Find an exponential function of the form
f(x) = ba^x that has the given y-intercept and passes through the point P.
y-intercept 4; P(2, 1)
a^x always passes through (0,1), so
f(x) = 4a^x
1 = 4a^2
a = 1/2
f(x) = 4 * (1/2)^x
Why did the exponential function cross the y-axis? Because it couldn't resist starting at 4...get it, 4...y-intercept...okay, maybe it's not that funny. But let me calculate that for you!
To find the exponential function that passes through the point P(2,1) and has a y-intercept of 4, we can substitute the values into the equation f(x) = ba^x and solve for the missing values.
Since the y-intercept occurs at x = 0, we have f(0) = 4, which gives us the equation:
4 = ba^0
Simplifying, we have:
4 = b
Now, let's substitute the point P(2,1) into the equation:
1 = 4a^2
Dividing both sides by 4, we get:
1/4 = a^2
Taking the square root of both sides, we have:
a = ±√(1/4)
Therefore, there are two possible exponential functions:
f(x) = 4(√(1/4))^x
and
f(x) = 4(-√(1/4))^x
Hope that helps, and I apologize if my humor didn't quite make you laugh!
To find an exponential function that satisfies the given conditions, we need to solve for the values of b and a.
Step 1: Determine the y-intercept.
The y-intercept is given as 4, which means the function passes through the point (0, 4).
Step 2: Substitute the y-intercept into the equation.
Using the point (0, 4), we can substitute x = 0 and y = 4 into the equation f(x) = ba^x:
4 = ba^0
Since any number raised to the power of zero equals 1, we can simplify the equation to:
4 = b * 1
b = 4
So, we have found the value of b as 4.
Step 3: Determine the value of a using the point P(2, 1).
Using P(2, 1), we can substitute x = 2 and y = 1 into the equation f(x) = ba^x:
1 = 4a^2
Divide both sides of the equation by 4:
1/4 = a^2
Take the square root of both sides:
±√(1/4) = a
±(1/2) = a
So, we have found the potential values of a as ±(1/2).
Therefore, one possible exponential function that satisfies the given conditions is:
f(x) = 4(1/2)^x
To find an exponential function of the form f(x) = ba^x that has the given y-intercept and passes through the point P, we can use the y-intercept and the point P to form equations and solve for the values of b and a.
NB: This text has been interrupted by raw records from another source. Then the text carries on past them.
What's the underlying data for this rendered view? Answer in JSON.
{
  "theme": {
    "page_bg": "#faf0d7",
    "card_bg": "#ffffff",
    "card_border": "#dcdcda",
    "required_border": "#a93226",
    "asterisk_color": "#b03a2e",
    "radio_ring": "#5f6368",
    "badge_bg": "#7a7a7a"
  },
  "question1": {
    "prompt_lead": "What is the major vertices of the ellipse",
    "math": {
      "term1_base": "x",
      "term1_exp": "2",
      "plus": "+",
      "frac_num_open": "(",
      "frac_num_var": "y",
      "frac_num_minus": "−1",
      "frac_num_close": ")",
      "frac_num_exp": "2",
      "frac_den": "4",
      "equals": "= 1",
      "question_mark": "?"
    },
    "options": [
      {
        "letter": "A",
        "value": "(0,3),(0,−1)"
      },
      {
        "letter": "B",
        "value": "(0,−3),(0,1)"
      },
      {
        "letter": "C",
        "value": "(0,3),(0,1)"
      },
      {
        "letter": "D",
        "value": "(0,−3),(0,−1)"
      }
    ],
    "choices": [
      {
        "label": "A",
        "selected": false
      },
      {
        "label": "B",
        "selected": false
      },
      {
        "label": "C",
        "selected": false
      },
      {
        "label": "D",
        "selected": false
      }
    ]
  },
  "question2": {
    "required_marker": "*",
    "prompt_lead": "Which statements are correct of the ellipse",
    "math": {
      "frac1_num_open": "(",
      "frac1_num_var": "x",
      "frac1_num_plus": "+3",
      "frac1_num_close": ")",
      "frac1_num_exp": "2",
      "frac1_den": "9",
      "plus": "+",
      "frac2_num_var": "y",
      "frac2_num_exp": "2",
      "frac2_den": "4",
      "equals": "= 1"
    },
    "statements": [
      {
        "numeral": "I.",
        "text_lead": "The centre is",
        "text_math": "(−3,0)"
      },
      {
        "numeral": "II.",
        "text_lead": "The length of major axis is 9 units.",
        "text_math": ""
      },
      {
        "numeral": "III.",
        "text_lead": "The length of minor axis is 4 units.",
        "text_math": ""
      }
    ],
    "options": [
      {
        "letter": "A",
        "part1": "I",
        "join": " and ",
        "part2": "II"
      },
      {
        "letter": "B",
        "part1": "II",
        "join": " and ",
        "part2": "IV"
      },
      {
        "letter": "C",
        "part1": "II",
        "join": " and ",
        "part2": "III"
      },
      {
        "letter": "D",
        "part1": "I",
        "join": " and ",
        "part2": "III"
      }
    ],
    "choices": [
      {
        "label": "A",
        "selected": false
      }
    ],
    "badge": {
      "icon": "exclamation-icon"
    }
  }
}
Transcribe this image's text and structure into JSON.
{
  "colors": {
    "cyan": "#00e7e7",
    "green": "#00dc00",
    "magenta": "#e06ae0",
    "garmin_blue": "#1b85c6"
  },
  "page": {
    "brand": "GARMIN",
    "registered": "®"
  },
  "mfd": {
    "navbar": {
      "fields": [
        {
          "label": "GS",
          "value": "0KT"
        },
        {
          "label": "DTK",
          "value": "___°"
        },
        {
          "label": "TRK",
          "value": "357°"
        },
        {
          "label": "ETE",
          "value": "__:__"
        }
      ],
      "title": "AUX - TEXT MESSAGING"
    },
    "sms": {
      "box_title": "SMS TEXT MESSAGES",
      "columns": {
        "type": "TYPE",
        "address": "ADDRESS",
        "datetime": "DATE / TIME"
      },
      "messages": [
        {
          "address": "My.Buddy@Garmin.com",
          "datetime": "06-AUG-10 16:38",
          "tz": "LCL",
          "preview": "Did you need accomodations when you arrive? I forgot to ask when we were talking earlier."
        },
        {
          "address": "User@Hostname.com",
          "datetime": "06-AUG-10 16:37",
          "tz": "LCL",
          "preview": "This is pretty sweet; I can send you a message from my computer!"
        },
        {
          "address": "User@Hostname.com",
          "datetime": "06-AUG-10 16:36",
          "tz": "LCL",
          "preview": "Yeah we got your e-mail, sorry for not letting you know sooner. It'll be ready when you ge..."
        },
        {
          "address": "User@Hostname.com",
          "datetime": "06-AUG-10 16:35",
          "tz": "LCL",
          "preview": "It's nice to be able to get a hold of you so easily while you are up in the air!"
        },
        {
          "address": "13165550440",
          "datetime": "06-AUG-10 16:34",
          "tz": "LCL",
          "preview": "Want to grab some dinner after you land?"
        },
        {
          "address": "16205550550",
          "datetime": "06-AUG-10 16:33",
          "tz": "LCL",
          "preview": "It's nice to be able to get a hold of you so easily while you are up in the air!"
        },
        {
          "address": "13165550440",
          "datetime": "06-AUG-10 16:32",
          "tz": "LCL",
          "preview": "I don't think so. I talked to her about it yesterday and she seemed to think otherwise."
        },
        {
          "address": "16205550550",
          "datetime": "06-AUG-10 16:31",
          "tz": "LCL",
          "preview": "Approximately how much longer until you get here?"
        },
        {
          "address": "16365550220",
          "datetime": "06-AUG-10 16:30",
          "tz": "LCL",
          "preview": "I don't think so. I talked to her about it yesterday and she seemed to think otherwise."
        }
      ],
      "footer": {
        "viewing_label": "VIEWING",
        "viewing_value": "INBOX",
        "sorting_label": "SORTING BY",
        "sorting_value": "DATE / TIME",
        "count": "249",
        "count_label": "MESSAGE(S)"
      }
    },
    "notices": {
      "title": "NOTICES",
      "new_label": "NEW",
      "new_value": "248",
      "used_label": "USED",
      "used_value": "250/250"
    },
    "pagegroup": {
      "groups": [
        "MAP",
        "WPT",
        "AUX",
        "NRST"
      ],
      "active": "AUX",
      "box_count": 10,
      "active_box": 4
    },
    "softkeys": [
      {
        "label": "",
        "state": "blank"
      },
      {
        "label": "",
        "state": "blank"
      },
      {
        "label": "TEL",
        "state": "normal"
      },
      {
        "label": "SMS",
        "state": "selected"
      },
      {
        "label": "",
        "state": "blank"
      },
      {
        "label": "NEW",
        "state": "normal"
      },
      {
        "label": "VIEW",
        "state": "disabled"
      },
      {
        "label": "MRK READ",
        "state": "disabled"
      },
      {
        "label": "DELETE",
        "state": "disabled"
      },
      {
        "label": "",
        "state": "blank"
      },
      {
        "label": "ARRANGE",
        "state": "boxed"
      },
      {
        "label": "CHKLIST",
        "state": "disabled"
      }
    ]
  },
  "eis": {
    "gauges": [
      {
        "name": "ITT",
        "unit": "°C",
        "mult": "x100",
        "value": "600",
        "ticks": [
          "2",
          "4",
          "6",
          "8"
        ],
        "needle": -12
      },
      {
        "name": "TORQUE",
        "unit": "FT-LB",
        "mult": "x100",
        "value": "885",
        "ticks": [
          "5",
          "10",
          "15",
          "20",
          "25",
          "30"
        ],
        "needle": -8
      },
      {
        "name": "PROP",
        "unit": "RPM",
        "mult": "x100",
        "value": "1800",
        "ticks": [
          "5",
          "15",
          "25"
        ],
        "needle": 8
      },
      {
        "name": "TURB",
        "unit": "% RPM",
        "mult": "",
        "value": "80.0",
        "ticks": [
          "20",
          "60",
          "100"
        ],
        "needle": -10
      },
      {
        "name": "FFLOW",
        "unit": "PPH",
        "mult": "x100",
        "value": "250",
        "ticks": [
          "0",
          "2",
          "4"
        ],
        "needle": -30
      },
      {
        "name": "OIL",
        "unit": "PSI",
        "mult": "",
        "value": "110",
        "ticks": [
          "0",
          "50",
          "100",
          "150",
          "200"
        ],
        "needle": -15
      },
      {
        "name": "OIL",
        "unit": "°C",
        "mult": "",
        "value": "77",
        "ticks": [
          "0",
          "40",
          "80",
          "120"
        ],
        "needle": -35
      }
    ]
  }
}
First, let's consider the y-intercept. The y-intercept is the point on the graph of the exponential function where x = 0. From the given information, we know that the y-intercept is (0, 4). This means that when x is 0, the value of f(x) is 4. We can substitute these values into the exponential function equation:
f(x) = ba^x
When x = 0, f(x) = 4:
4 = ba^0
4 = b(1)
4 = b
So, we have found that the value of b is 4.
Now, let's consider the point P(2, 1) which lies on the graph of the exponential function. We can substitute the x and f(x) values into the equation and solve for a:
f(x) = ba^x
When x = 2, f(x) = 1:
1 = 4a^2
Next, we can solve this equation for a. Divide both sides of the equation by 4:
1/4 = a^2
To eliminate the square on the right side of the equation, we take the square root of both sides:
√(1/4) = a
√(1/4) = 1/2
So, we have found that the value of a is 1/2.
Now that we have determined the values of b and a, we can substitute them back into the equation to get the exponential function:
f(x) = ba^x
f(x) = 4(1/2)^x
Therefore, the exponential function of the form f(x) = ba^x that has the y-intercept (0, 4) and passes through the point P(2, 1) is f(x) = 4(1/2)^x.